Alternately, the parseInt()
, parseDouble()
, and parseNumber()
members of the numeric prototypes provide more complete numeric
conversions (including hex and octal notations) and report invalid
conversions by returning undefined
:
const pn = 0.parseNumber, pInt = 0.parseInt;
assert 1.0 === pn('1.0');
assert 1 === pInt(1.0);
assert 1.0 === pn(1.0);
assert -1 === pn('-1');
assert 'double' === typeinfo(name pn("1.3")); // parseNumber() keeps the numeric type
assert 'integer' === typeinfo(name pn("1"));
assert 'integer' === typeinfo(name pInt("1.3")); // parseInt() truncates to an integer
assert undefined === pn("not a number");
assert undefined === pn("1-1");
assert undefined === pInt("1.blah");
If you are not concerned about whether you get an integer or double
result, use parseNumber()
, as it may return either one, whereas
parseInt()
and parseDouble()
always coerce their result (if not
undefined
) to integer and double, respectfully.
Length Limits
The maximum byte length of any given string is
2^(CWAL_SIZE_T_BITS-3)
, e.g. 30 bits (1GB) in a 32-bit
build3, and function bodies count as strings for this purpose
(so no billion-byte Functions, okay?). The remaining bits are used for
internal state flags. (Design note: it was either that or add a flag
field to strings, which would have increased their size by 4-8 bytes
once the compiler padded the structure.) In a 16-bit build the maximum
string length is only 8kb, but for most of s2's envisioned uses even
that "should be" sufficient. On 64-bit, that limit is functionally
unreachable. While Buffers have a limit of just under
2^CWAL_SIZE_T_BITS
bytes, such large buffers cannot be converted to
strings. The cwal_build_info()
C function (and its s2sh
counterpart, s2.cwalBuildInfo()
) can be used to find out the maximum
length of a string at runtime.
Note that the Buffer class does not have this limitation
- it may use (essentially) the whole bit range (64kb in a 16-bit build, 4GB in a 32-bit build, and gazillions of bytes in 64-bit).
Footnotes
- ^ These semantics changed on 2019-12-08 to match JavaScript and reduce insanity in client-side code. Prior to that, empty slots used to be filled the undefined value instead of empty strings.

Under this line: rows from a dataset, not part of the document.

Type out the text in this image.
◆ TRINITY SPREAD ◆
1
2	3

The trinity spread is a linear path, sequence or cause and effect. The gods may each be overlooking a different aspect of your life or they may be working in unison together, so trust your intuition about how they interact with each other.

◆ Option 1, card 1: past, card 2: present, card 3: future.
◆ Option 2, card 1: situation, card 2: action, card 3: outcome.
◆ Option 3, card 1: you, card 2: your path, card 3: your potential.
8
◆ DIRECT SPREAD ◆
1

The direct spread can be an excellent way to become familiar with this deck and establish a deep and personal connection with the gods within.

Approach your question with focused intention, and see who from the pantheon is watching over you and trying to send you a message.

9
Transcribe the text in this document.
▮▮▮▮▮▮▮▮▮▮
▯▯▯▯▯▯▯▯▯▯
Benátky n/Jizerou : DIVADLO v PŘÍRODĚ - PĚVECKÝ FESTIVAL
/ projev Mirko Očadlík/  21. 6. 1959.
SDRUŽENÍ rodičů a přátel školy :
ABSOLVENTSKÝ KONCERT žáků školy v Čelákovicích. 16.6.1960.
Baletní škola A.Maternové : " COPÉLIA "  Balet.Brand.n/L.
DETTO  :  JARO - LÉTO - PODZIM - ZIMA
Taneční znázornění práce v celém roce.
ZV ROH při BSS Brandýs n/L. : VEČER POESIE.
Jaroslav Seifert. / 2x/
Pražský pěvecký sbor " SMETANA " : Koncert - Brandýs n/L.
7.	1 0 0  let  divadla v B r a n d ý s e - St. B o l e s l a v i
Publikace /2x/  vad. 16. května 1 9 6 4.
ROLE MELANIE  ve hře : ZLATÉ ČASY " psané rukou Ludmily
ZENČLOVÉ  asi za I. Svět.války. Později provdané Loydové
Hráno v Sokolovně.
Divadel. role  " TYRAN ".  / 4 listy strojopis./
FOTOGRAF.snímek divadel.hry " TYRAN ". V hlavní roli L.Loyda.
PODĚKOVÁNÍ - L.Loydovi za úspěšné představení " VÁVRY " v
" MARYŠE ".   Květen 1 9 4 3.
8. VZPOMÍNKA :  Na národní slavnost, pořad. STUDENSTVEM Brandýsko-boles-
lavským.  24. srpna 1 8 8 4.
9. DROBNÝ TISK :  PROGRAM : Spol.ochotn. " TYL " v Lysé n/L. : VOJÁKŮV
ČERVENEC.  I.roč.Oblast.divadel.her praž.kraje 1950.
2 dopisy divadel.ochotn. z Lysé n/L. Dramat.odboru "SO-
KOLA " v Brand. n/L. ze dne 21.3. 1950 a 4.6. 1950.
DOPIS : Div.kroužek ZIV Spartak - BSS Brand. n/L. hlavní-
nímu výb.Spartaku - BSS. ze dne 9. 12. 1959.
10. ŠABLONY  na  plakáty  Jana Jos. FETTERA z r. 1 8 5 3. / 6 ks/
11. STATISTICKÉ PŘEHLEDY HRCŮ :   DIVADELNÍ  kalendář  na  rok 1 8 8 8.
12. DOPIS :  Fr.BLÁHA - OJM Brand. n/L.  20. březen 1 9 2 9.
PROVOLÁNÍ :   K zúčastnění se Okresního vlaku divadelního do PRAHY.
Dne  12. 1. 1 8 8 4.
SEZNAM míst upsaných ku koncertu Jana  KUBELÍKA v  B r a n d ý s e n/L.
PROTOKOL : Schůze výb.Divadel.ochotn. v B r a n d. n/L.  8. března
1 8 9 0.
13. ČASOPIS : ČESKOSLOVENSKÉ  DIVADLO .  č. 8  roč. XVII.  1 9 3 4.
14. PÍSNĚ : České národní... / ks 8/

- ^ 20191110 LOL. i was just expecting the old semantics in some client code and came to look at the docs, expecting to see the old semantics described. Thought i had discovered a bug.
- ^ This is set independently of the architecture's bitness. A 64-bit machine can build a 16-bit libcwal and a 32-bit machine can build a 64-bit-capable libcwal, provided the underlying platform is capable of it.